[Xmca-l] Re: Gunilla's 1996 paper

lpscholar2@gmail.com lpscholar2@gmail.com
Thu Feb 16 17:05:44 PST 2017


Leif,
Thanks for this paper that is adding to this tapestry.

I want to direct readers to the last paragraph on page 11 and first paragraph on page 12 where Gunilla (with the help of Merleau-Ponty and Rasmussen, is exploring *living space* which is different from abstract geometric space.

The physical expression of play links to the imaginary process and the aesthetic (form) of play. 
When the children pretend to be cats they move with soft sensuous movements. The *feeling* (makes) the movements soft and THIS feeling movement (spirals back) and reinforces the softness in the feeling.
The TRANSformation in this feeling movement is thus an aesthetic process, and this aesthetic process creates *new* meaning.

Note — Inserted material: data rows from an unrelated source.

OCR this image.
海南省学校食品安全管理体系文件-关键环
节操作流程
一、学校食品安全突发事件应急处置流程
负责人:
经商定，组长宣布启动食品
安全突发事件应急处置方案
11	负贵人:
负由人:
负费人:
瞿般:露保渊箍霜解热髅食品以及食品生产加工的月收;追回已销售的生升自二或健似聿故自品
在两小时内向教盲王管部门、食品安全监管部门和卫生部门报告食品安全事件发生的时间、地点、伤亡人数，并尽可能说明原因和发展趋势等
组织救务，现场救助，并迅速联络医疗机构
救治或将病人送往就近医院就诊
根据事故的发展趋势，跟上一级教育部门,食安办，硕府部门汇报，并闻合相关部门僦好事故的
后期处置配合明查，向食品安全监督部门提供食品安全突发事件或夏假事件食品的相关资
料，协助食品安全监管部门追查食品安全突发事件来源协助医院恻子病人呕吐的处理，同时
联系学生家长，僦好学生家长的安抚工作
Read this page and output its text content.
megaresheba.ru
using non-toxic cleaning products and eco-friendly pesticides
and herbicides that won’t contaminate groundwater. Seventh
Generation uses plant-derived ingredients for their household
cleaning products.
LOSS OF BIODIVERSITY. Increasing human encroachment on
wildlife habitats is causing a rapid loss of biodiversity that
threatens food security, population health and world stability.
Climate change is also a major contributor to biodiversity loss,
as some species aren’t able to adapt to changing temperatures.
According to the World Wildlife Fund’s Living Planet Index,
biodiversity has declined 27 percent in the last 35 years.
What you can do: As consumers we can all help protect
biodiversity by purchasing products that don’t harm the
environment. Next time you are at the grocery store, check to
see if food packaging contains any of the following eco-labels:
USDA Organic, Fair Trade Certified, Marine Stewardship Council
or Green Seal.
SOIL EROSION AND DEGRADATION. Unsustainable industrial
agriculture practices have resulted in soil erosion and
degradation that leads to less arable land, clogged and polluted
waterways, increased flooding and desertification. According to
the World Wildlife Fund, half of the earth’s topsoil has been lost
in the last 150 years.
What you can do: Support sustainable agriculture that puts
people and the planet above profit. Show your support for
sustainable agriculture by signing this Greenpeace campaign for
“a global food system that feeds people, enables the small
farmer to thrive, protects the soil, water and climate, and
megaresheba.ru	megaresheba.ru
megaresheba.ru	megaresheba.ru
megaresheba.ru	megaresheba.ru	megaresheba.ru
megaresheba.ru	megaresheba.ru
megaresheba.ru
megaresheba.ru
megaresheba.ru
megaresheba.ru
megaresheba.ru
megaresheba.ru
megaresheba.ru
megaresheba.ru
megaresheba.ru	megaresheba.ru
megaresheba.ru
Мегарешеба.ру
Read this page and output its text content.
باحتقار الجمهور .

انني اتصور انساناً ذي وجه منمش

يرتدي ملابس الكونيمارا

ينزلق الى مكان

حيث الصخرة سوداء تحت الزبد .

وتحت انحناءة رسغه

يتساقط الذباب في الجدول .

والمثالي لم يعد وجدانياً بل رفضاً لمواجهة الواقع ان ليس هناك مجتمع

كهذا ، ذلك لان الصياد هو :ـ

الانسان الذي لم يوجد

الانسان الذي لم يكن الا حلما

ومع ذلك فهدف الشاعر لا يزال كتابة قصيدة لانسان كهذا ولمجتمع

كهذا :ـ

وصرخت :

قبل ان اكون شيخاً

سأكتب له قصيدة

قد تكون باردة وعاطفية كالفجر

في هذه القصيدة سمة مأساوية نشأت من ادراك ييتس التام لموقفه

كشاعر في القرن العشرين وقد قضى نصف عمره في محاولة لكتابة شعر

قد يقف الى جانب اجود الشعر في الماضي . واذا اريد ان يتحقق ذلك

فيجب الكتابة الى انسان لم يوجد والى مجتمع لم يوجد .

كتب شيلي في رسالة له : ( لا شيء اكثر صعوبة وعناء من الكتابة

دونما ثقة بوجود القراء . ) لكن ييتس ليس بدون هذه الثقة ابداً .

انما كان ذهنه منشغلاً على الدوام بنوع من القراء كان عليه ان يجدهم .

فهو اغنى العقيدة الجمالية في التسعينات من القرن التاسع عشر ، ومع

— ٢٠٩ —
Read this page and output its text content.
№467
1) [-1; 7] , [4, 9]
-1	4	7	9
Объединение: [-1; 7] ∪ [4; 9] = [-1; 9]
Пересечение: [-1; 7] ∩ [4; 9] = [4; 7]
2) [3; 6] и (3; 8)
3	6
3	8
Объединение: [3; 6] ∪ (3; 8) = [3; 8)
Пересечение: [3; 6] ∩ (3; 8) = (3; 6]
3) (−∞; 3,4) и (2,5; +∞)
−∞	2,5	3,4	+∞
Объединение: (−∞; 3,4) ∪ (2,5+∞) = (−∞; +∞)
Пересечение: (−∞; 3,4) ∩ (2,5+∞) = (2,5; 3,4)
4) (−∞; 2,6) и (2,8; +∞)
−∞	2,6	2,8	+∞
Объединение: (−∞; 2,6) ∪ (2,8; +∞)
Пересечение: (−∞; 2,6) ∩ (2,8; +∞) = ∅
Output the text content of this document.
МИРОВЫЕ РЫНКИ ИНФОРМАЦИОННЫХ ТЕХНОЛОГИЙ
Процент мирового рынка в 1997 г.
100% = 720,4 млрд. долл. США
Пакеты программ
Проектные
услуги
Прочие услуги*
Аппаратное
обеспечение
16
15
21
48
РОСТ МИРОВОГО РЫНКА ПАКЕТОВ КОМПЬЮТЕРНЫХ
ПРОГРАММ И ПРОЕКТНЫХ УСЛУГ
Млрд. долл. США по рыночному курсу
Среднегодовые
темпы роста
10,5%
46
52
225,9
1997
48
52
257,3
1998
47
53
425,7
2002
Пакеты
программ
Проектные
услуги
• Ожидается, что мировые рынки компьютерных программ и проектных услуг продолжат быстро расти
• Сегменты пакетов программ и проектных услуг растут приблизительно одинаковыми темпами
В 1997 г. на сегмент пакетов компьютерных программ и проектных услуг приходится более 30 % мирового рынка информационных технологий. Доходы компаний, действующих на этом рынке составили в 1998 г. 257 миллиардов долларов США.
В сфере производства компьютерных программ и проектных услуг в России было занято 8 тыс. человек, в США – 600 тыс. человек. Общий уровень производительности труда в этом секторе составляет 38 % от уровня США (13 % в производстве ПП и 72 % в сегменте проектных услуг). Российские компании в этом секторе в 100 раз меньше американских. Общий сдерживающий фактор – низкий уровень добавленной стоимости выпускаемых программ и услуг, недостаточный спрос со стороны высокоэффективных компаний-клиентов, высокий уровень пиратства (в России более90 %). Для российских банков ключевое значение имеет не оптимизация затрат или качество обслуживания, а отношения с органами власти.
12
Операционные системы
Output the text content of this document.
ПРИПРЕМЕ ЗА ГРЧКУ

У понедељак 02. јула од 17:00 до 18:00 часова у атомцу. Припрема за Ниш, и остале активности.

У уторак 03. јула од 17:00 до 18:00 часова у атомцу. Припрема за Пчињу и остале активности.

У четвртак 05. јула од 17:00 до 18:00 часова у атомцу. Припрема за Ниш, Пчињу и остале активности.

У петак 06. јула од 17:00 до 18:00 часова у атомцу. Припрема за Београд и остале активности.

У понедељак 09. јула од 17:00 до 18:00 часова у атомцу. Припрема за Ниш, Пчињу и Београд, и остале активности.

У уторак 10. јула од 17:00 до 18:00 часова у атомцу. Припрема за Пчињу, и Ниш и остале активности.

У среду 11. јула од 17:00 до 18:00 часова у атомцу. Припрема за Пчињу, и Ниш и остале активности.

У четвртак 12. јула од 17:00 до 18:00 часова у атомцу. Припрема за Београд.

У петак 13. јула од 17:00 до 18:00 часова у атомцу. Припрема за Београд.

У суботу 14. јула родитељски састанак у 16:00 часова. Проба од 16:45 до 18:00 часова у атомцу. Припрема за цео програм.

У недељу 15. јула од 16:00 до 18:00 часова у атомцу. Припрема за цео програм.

Childrens physical *expressions* also reflect the way in which they *experience* the space which surrounds them.

A room IS AN EXTENTION of the childs body. Children do not perceive/experience a room ‘as’ an abstract geometric *entity* - children move around *in* living space. (Rasmussen, 1996).

Children see the topology of a room. In other words the room is a dynamic network OF *places* (topos) of a room.
A topos with individual qualitative qualities.

In other words :
A room *is a world*.
THIS says Gunilla is an aesthetic way/path of looking at space.
A mode.

My turn is up, but i felt a deep resonance when reading these words of Gunilla as we explore perezhivanie and playworlds.
Gunilla focuses on children, but can these insights be extended beyond childhood?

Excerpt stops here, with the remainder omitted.